A CSR is basically an encoded file that contains information about your company, your website name, company contact details and domain name. It contains a code which is an essential part of generating an SSL certificate. It is advisable to generate a Certificate Signing Request (CSR) before you proceed to order an SSL certificate. The information provided in the CSR is used by the certificate authority to build your SSL certificate. The CSR also contains the public key that has to be included in the SSL certificate. The CSR is a standardized method of sending your public key to the Certificate Authority.
Generating a CSR requires creation of a key pair (a public key and a private key) for your server. This key pain cannot be separated. If you lose either of these keys or generate a new one you SSL certificate won’t match, and you will have to request a new SSL certificate.
The CSR comprises of the following attributes:
- Common Name (CN): This is the domain name of your server. It should be exactly same as the URL of your website (the URL that you enter in the web browser). If it does not match, you will receive a security error.
- Organization Name (O): This is the legal name of your organization or company. It includes corporate identifiers like Corp, Inc., LLC, etc.
- Organization Unit (OU): This is the name of the department or organization unit for which there is a request.
- Locality (L): This field depicts the city or town in which you are located.
- State or Province Name (ST): This field depicts the state or province in which you are located.
- Country (C): This field depicts the country in which you are located.
- Email Address: This is the email address associated with the company.
- Root Length: The bit-length of the key pair is the strength of the key and how easily it can be cracked using brute force methods. 2048-bit key size is the new industry standard and is used to ensure security well into the foreseeable future.
- Signature Algorithm: This fields depicts the hashing algorithms that are being used by the certificate authorities to sign the certificates and Certification Revocation to generate unique hash values from files.

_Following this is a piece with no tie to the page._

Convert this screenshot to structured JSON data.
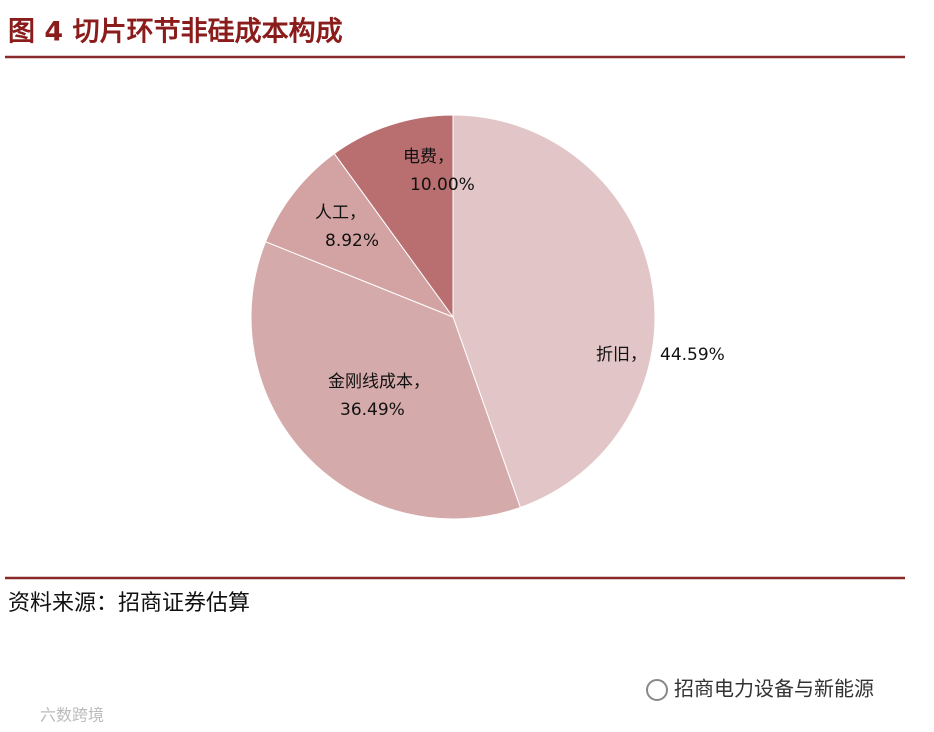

It is recommended that the certificate should be signed with SHA-2 because this is the strongest signature algorithm.
Steps to Generate a Certificate Signing Request (CSR) on Windows:
It is possible to generate a Certificate Signing Request code by yourself. Here are the instructions to generate a CSR:
- First launch the “IIS Manager” by opening the Run command and typing “inetmgr” command and clocking the “OK” button.

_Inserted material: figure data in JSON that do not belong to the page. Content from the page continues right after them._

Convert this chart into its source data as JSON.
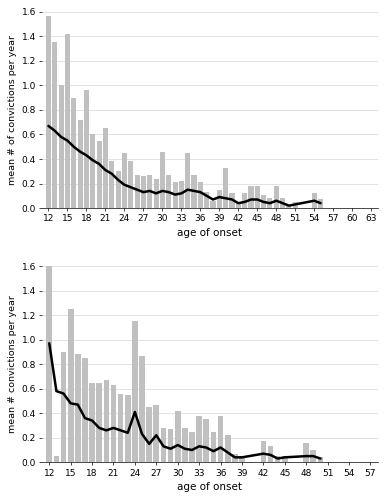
{
  "top": {
    "x_ages": [
      12,
      13,
      14,
      15,
      16,
      17,
      18,
      19,
      20,
      21,
      22,
      23,
      24,
      25,
      26,
      27,
      28,
      29,
      30,
      31,
      32,
      33,
      34,
      35,
      36,
      37,
      38,
      39,
      40,
      41,
      42,
      43,
      44,
      45,
      46,
      47,
      48,
      49,
      50,
      51,
      54,
      55
    ],
    "upper": [
      1.57,
      1.35,
      1.0,
      1.42,
      0.9,
      0.72,
      0.96,
      0.6,
      0.55,
      0.65,
      0.38,
      0.3,
      0.45,
      0.38,
      0.27,
      0.26,
      0.27,
      0.24,
      0.46,
      0.27,
      0.21,
      0.22,
      0.45,
      0.27,
      0.21,
      0.13,
      0.06,
      0.15,
      0.33,
      0.12,
      0.05,
      0.12,
      0.18,
      0.18,
      0.11,
      0.08,
      0.18,
      0.08,
      0.02,
      0.05,
      0.12,
      0.07
    ],
    "lower": [
      0.0,
      0.0,
      0.0,
      0.0,
      0.0,
      0.0,
      0.0,
      0.0,
      0.0,
      0.0,
      0.0,
      0.0,
      0.0,
      0.0,
      0.0,
      0.0,
      0.0,
      0.0,
      0.0,
      0.0,
      0.0,
      0.0,
      0.0,
      0.0,
      0.0,
      0.0,
      0.0,
      0.0,
      0.0,
      0.0,
      0.0,
      0.0,
      0.0,
      0.0,
      0.0,
      0.0,
      0.0,
      0.0,
      0.0,
      0.0,
      0.0,
      0.0
    ],
    "mean": [
      0.67,
      0.63,
      0.58,
      0.55,
      0.5,
      0.46,
      0.43,
      0.39,
      0.36,
      0.31,
      0.28,
      0.23,
      0.19,
      0.17,
      0.15,
      0.13,
      0.14,
      0.12,
      0.14,
      0.13,
      0.11,
      0.12,
      0.15,
      0.14,
      0.13,
      0.1,
      0.07,
      0.09,
      0.08,
      0.07,
      0.04,
      0.05,
      0.07,
      0.07,
      0.05,
      0.04,
      0.06,
      0.04,
      0.02,
      0.03,
      0.06,
      0.04
    ],
    "xlim": [
      11,
      64
    ],
    "xticks": [
      12,
      15,
      18,
      21,
      24,
      27,
      30,
      33,
      36,
      39,
      42,
      45,
      48,
      51,
      54,
      57,
      60,
      63
    ],
    "ylim": [
      0,
      1.6
    ],
    "yticks": [
      0.0,
      0.2,
      0.4,
      0.6,
      0.8,
      1.0,
      1.2,
      1.4,
      1.6
    ],
    "ylabel": "mean # of convictions per year",
    "xlabel": "age of onset"
  },
  "bottom": {
    "x_ages": [
      12,
      13,
      14,
      15,
      16,
      17,
      18,
      19,
      20,
      21,
      22,
      23,
      24,
      25,
      26,
      27,
      28,
      29,
      30,
      31,
      32,
      33,
      34,
      35,
      36,
      37,
      38,
      39,
      42,
      43,
      44,
      45,
      48,
      49,
      50
    ],
    "upper": [
      1.6,
      0.05,
      0.9,
      1.25,
      0.88,
      0.85,
      0.65,
      0.65,
      0.67,
      0.63,
      0.56,
      0.55,
      1.15,
      0.87,
      0.45,
      0.47,
      0.28,
      0.27,
      0.42,
      0.28,
      0.25,
      0.38,
      0.35,
      0.25,
      0.38,
      0.22,
      0.07,
      0.05,
      0.17,
      0.13,
      0.05,
      0.05,
      0.16,
      0.1,
      0.04
    ],
    "lower": [
      0.0,
      0.0,
      0.0,
      0.0,
      0.0,
      0.0,
      0.0,
      0.0,
      0.0,
      0.0,
      0.0,
      0.0,
      0.0,
      0.0,
      0.0,
      0.0,
      0.0,
      0.0,
      0.0,
      0.0,
      0.0,
      0.0,
      0.0,
      0.0,
      0.0,
      0.0,
      0.0,
      0.0,
      0.0,
      0.0,
      0.0,
      0.0,
      0.0,
      0.0,
      0.0
    ],
    "mean": [
      0.97,
      0.58,
      0.56,
      0.48,
      0.47,
      0.36,
      0.34,
      0.28,
      0.26,
      0.28,
      0.26,
      0.24,
      0.41,
      0.23,
      0.15,
      0.22,
      0.13,
      0.11,
      0.14,
      0.11,
      0.1,
      0.13,
      0.12,
      0.09,
      0.12,
      0.08,
      0.04,
      0.04,
      0.07,
      0.06,
      0.03,
      0.04,
      0.05,
      0.05,
      0.03
    ],
    "xlim": [
      11,
      58
    ],
    "xticks": [
      12,
      15,
      18,
      21,
      24,
      27,
      30,
      33,
      36,
      39,
      42,
      45,
      48,
      51,
      54,
      57
    ],
    "ylim": [
      0,
      1.6
    ],
    "yticks": [
      0.0,
      0.2,
      0.4,
      0.6,
      0.8,
      1.0,
      1.2,
      1.4,
      1.6
    ],
    "ylabel": "mean # convictions per year",
    "xlabel": "age of onset"
  },
  "gray_color": "#c0c0c0",
  "line_color": "#000000",
  "bg_color": "#ffffff",
  "grid_color": "#d8d8d8"
}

- Select the Server from the “Connections” pane on the left side of the window.
- Open the “Server Certificates” folder.
- Click on the link which says “Create Certificate Request” in the Actions pane on the same window.
- Fill out all the mentioned above and enter the distinguished name properties (common name, organization name, and location information).
- Click on the “Next” button.
- Set the cryptographic service provider properties and select the default key size as 2048 bit.
- Click on the “Next” button.
- Name your CSR file with an appropriate name.
- Click on “Finish” button.
- Then click on the “Apply” button.
- Open the “Enrollment form” with the help of a text editor. You can copy and paste all the information into this enrollment form.
- Then click on the “Apply Changes” button.
- Verify your CSR.
You have now generated your Certificate Signing Request. Once this is done, you can open the CSR in a text editor and submit this CSR to get it signed. A CSR is created in a Base-64 based PEM format. It can be opened and viewed in a text editor.